Emerging Drugs in Sport
Title | Emerging Drugs in Sport PDF eBook |
Author | Olivier Rabin |
Publisher | |
Pages | 0 |
Release | 2022 |
Genre | |
ISBN | 9783030792947 |
Athletes are always aiming to be faster, better, stronger. New techniques to enhance their sporting performance have increasingly been linked to use of novel psychoactive substances (NPS) and other hard-to-detect substances like performance-enhancing drugs. This book offers a timely analysis of the new challenges posed by this phenomenon in the anti-doping community. The authors present the first comprehensive perspective on the rapidly shifting doping scenario and reflect on use, regulation, policy, and market structure of NPS used in sports. They highlight the challenges with the list of prohibited substances and methods in and out of competition. They also evaluate how methods to detect new drugs present an ongoing battle for doping control as they have to be adapted constantly. Topics covered within the chapters include: Contamination of Sports Supplements with Novel Psychoactive Substances Untested Supplement Use Among Athletes: An Overlooked Phenomenon? International Drug Control: Protecting the Health of the Athlete Analysis of New Chemical Entities in a Sport Context Emerging Drugs in Sport establishes a clear benchmark on the policy discussion, drawing from available evidence and sources, including athletes' personal experiences, to generate a fact-based resource that informs a research as well as wider audience. The book is essential reading for those working in anti-doping, substance misuse, sports, ethics, and human enhancement. It also is useful for policy-makers, legislative personnel, and other professionals with an interest in protecting clean sport. "Doping is one of the greatest threats to the integrity of sport. We must never be tempted to turn our back on the problem and hope it will disappear. The benefits and values of clean sport have never been more important to the world. That is why this book with its wide-ranging approach is so valuable." Thomas Bach, President, International Olympic Committee "Physical activity is vital to a healthy living, which is why doping is not just an assault on fair competition, but also on health. I strongly commend this book for compiling advanced knowledge on performance-enhancing drugs and promoting health through sport." Tedros Adhanom Ghebreyesus, Director-General, World Health Organization.

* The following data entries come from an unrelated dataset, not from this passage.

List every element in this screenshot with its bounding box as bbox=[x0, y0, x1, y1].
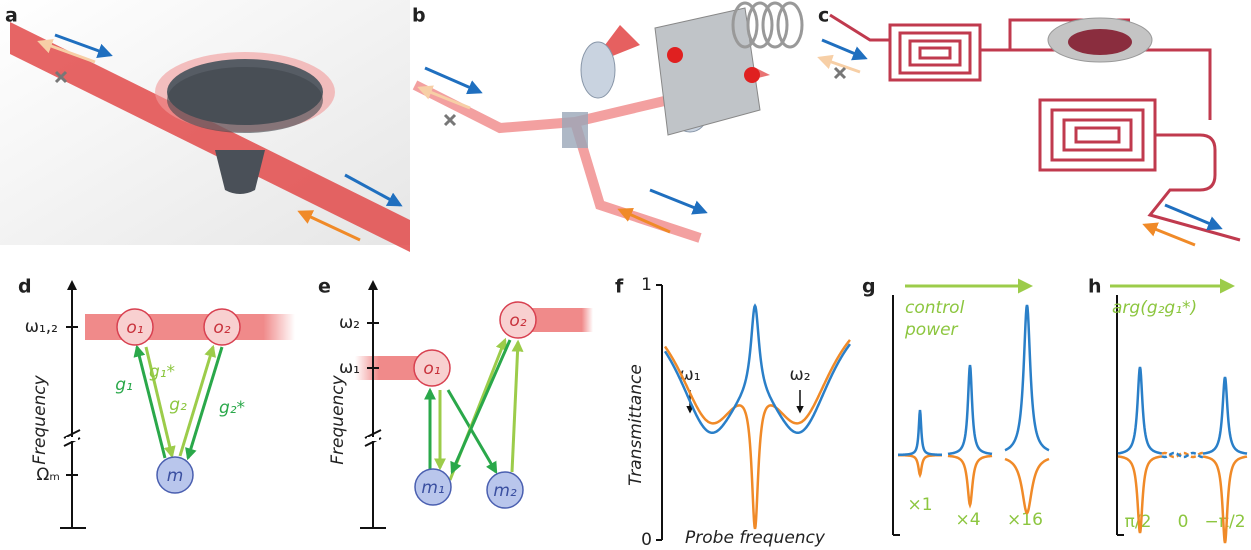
curve bbox=[1118, 367, 1162, 453]
node-label: m bbox=[167, 466, 184, 486]
level-label: ω₂ bbox=[339, 313, 360, 333]
panel-label: f bbox=[615, 276, 624, 298]
panel-d: Frequency ω₁,₂ Ωₘ o₁ o₂ m g₁ g₁* g₂ g₂* bbox=[25, 282, 295, 528]
node-label: m₂ bbox=[493, 481, 517, 501]
panel-label: a bbox=[5, 5, 18, 27]
figure: a b c d e f g h Frequency ω₁,₂ Ωₘ o₁ o₂ … bbox=[0, 0, 1251, 550]
axis-label: Frequency bbox=[30, 374, 50, 464]
curve bbox=[1203, 377, 1247, 454]
node-label: o₁ bbox=[126, 318, 143, 338]
panel-label: c bbox=[818, 5, 829, 27]
panel-e: Frequency ω₂ ω₁ o₁ o₂ m₁ m₂ bbox=[328, 282, 593, 528]
level-label: ω₁,₂ bbox=[25, 317, 58, 337]
level-label: Ωₘ bbox=[36, 465, 60, 485]
panel-label: h bbox=[1088, 276, 1102, 298]
scale-label: ×1 bbox=[907, 495, 932, 515]
panel-b-illustration bbox=[415, 3, 802, 238]
axis-label: Frequency bbox=[328, 374, 348, 464]
spectral-shapes bbox=[898, 305, 1247, 543]
level-label: ω₁ bbox=[339, 358, 360, 378]
node-label: o₁ bbox=[423, 359, 440, 379]
panel-label: b bbox=[412, 5, 426, 27]
curve bbox=[948, 365, 992, 454]
curve bbox=[1005, 459, 1049, 513]
phase-label: 0 bbox=[1178, 512, 1189, 532]
curve bbox=[948, 456, 992, 505]
coupling-label: g₁* bbox=[149, 362, 175, 382]
marker-label: ω₂ bbox=[789, 365, 810, 385]
panel-label: g bbox=[862, 276, 876, 298]
axis-label: Transmittance bbox=[626, 364, 646, 486]
curve bbox=[898, 410, 942, 455]
axis-label: Probe frequency bbox=[685, 528, 826, 548]
panel-h: arg(g₂g₁*) π/2 0 −π/2 bbox=[1110, 286, 1246, 535]
scale-label: ×4 bbox=[955, 510, 980, 530]
panel-label: d bbox=[18, 276, 32, 298]
panel-a-illustration bbox=[0, 0, 410, 252]
arrow-label: power bbox=[904, 320, 959, 340]
node-label: o₂ bbox=[509, 311, 526, 331]
panel-c-illustration bbox=[820, 15, 1240, 245]
axis-end-label: 1 bbox=[641, 275, 652, 295]
phase-label: −π/2 bbox=[1204, 512, 1245, 532]
curve bbox=[898, 455, 942, 475]
panel-label: e bbox=[318, 276, 331, 298]
node-label: m₁ bbox=[421, 478, 444, 498]
coupling-label: g₂ bbox=[169, 395, 187, 415]
curve bbox=[1005, 305, 1049, 450]
axis-end-label: 0 bbox=[641, 530, 652, 550]
node-label: o₂ bbox=[213, 318, 230, 338]
panel-f: 1 0 Transmittance Probe frequency ω₁ ω₂ bbox=[626, 275, 850, 550]
coupling-label: g₁ bbox=[115, 375, 133, 395]
arrow-label: arg(g₂g₁*) bbox=[1112, 298, 1197, 318]
arrow-label: control bbox=[905, 298, 965, 318]
scale-label: ×16 bbox=[1007, 510, 1043, 530]
coupling-label: g₂* bbox=[219, 398, 245, 418]
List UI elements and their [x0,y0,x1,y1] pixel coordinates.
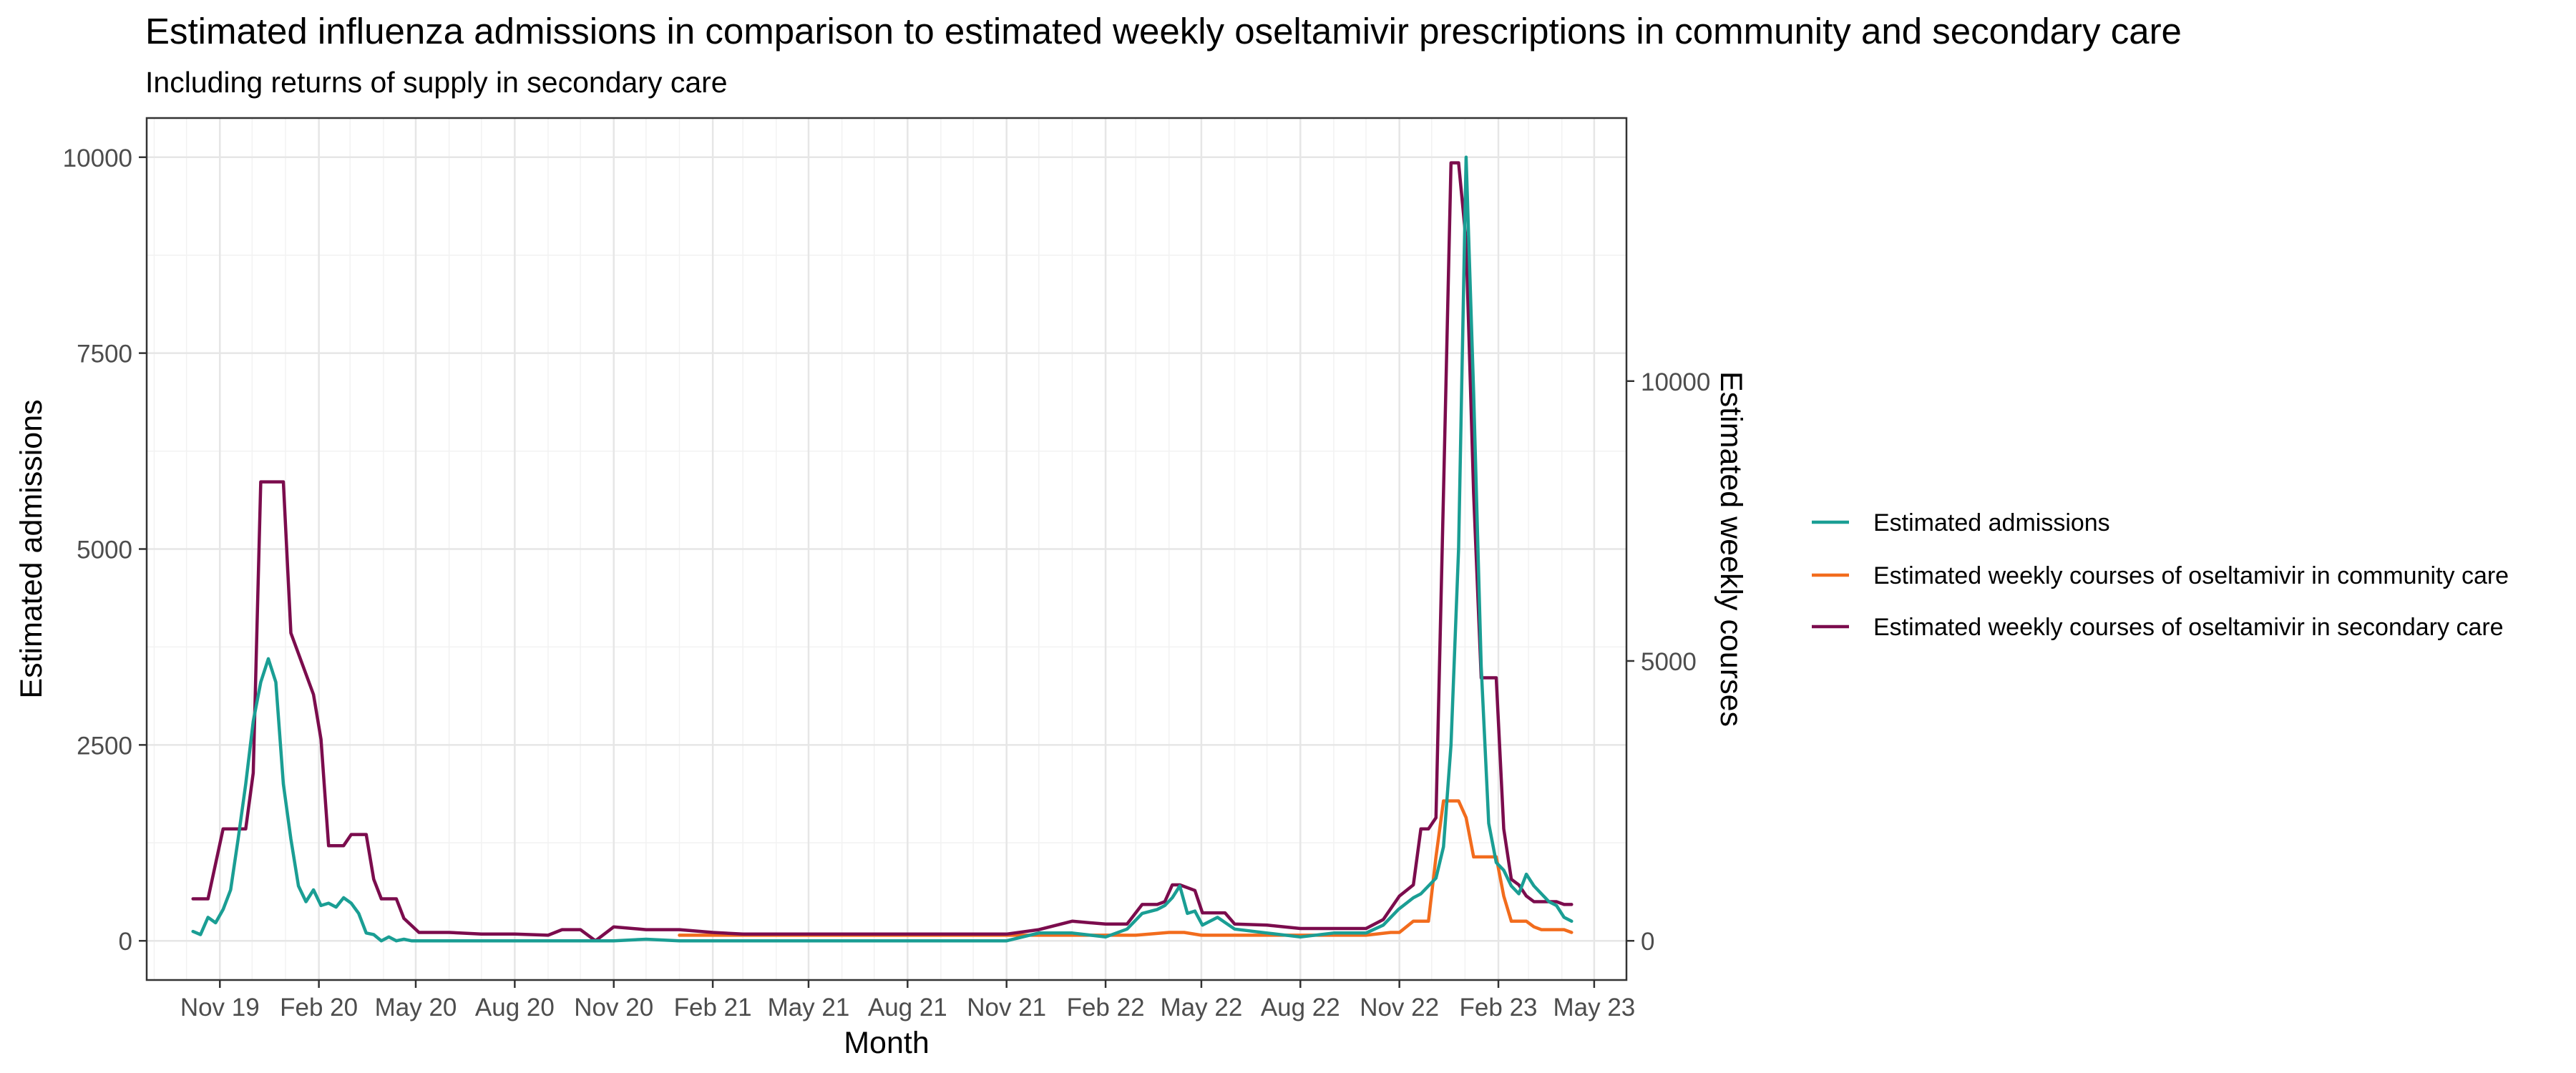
chart-subtitle: Including returns of supply in secondary… [145,66,728,99]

The Anti-Doping Crisis in Sport
Title | The Anti-Doping Crisis in Sport PDF eBook |
Author | Paul Dimeo |
Publisher | Routledge |
Pages | 197 |
Release | 2018-04-24 |
Genre | Sports & Recreation |
ISBN | 1134810067 |
The sense of crisis that pervades global sport suggests that the war on doping is still very far from being won. In this critical and provocative study of anti-doping regimes in global sport, Paul Dimeo and Verner Møller argue that the current system is at a critical historical juncture. Reviewing the recent history of anti-doping, this book highlights serious problems in the approach developed and implemented by the World Anti-Doping Agency (WADA), including continued failure to accept responsibility for the ineffectiveness of the testing system, the growing number of dubious convictions, and damaging human-rights issues. Without a total rethink of how we deal with this critical issue in world sport, this book warns that we could be facing the collapse of anti-doping, both as a policy and as an ideology. The Anti-Doping Crisis in Sport: Causes, Consequences, Solutions is important reading for all students and scholars of sport studies, as well as researchers, coaches, doctors and policymakers interested in the politics and ethics of drug use in sport. It examines the reasons for the crisis, the consequences of policy strategies, and it explores potential solutions.